One could easily rest one’s case on that note. After all that was the man who called Saraki and Lawal to Lokoja to reconcile them! He may need to recall Dr Saraki for some home truth. Governor Audu’s Kogi State was part of Kwara. Kwara was part of the North. The North is no more. Kwara is today part of the Middle Belt. Therein we get our share of political and government dues. But the Yoruba people of Kwara State cannot, must not and will not remain a minority group within a minority zone in a restructured Nigeria. Today, Dan Suleiman who leads the Middle Belt Forum is from Adamawa State in the North East just as Ayo Opadokun who is Secretary General of AFENIFERE is from Kwara State in the Middle Belt. We are working- doing the ground works for the Nigeria of tomorrow. Let me say that the Yoruba of Kwara are the most accommodating of people. A Nupe became Governor in Kwara State at a time when one could not rise to the same position in Niger where they formed a clear majority. They and the Batonu and Kaiania people are as integrated as the Egun and Awori in Lagos and Ogun States. Even so, they must have the freedom with the rest of us to decide and determine where to belong in a restructured Nigeria. The ultimate decision must be the people’s.

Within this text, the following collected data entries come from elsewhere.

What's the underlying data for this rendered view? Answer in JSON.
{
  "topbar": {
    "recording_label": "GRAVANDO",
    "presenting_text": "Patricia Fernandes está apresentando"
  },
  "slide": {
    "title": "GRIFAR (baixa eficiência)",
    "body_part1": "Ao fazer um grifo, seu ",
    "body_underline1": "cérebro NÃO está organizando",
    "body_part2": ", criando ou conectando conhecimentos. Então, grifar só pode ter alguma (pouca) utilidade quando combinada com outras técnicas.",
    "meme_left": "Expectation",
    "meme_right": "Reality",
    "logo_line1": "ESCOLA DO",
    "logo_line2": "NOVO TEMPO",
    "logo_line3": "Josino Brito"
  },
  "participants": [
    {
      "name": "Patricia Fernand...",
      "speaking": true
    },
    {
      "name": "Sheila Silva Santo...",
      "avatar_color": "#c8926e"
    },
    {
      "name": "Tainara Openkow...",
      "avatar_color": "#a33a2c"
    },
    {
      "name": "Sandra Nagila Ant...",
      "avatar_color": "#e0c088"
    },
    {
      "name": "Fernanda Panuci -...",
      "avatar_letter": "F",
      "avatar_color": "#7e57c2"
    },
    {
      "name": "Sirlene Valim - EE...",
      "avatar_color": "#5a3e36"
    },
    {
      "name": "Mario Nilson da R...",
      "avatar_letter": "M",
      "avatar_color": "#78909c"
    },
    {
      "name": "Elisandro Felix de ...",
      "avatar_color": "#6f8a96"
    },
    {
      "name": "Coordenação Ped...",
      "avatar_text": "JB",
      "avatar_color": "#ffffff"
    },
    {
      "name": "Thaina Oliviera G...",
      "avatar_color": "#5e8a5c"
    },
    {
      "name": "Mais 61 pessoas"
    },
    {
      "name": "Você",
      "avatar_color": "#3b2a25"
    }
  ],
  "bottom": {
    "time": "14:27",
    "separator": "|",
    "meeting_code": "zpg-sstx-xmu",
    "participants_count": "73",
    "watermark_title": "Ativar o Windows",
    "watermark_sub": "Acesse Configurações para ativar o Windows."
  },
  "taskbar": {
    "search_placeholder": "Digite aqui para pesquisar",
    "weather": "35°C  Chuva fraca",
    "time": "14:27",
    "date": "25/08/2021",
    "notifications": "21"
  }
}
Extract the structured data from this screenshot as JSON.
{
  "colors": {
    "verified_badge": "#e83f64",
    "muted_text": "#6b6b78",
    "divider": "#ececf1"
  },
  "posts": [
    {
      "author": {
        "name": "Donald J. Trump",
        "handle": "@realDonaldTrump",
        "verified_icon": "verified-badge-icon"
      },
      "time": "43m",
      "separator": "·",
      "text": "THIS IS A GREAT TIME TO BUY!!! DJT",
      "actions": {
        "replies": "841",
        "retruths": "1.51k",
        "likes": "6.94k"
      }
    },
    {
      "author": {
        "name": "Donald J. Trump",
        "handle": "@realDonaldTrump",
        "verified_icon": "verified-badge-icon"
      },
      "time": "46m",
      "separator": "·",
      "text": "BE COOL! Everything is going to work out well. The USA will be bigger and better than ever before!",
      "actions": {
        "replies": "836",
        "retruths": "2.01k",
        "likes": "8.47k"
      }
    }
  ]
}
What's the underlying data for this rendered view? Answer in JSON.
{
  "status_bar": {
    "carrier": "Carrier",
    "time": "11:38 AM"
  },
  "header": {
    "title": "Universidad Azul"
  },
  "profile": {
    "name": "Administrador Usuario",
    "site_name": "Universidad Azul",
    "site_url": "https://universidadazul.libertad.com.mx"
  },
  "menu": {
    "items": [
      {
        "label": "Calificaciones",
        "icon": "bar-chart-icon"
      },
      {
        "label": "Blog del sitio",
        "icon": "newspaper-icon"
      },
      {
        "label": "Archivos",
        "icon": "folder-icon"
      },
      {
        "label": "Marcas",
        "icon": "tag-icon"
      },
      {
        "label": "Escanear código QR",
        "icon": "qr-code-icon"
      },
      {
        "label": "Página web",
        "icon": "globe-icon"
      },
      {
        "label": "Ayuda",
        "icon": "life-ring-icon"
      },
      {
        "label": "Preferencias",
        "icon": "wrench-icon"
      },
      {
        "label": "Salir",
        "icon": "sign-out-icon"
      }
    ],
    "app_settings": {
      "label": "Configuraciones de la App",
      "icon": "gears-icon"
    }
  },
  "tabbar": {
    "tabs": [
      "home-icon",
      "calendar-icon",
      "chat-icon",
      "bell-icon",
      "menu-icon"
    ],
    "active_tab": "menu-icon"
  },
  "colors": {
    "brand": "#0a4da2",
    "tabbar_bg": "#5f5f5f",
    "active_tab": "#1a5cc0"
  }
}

That is the essence of democracy. And so, we know what Kwara was, we can trace its history but can only pray about its future. May that future reflect the hopes and the finest aspirations of its peoples. The Kwara ruled by General (Sir) David Bamigboye was bigger than that ruled by Gen. George Innih, which was bigger than the one over which I was governor, while that one was bigger by far than what we have today. What started as West Central is now Kwara, but the chances are that we may yet have another change of name. Kwara is meaningless to the current owners of the state, ile laa wo somo 1 ‘oruko!
I grew up in Ilorin Division of Ilorin NA in Ilorin Province of Northern Nigeria. Gen. Bamigboye made me an indigene of Igbomina, Ekiti Division, I helped Innih create Irepodun Local Government but I am now an indigene of Isin Local Government and I am being asked to support the case for splitting that local government into two! How else can one illustrate the dynamism of Kwara and of its geo-politics? Finally! So, let me conclude by going back to the beginning. With the ongoing campaign for generational shift in the power equation in Nigerian politics, my appeal is even more relevant today. So with your permission, I say the future of a State is ultimately a reflection of the future of its youths.
The good leaders of tomorrow must be evident in the responsible followership of the youths of today and the future consciousness of youth leaders. Kwara leaders have held and are holding very responsible positions in Nigeria and for Nigeria abroad, most creditably.
I plead that failures of today be not turned to patterns to be copied. The self-serving argument often advanced in defense of nepotism and parochialism is that "when you give a mad man a hoe, he would make mounds between his own legs". But who would give a mad man a hoe? Leadership is for the sane, the mentally and ethically balanced. Every opportunity for leadership is a challenge. With all humility, I must say I have utilized the opportunities I have had in the broadest possible interest of the people our future as a people, the peoples of Kwara State, is indeed bright. Little or petty-minded and self-serving leaders and political traders can never build great states or nations. Kwara has all it takes to be great. We have no cause to despair.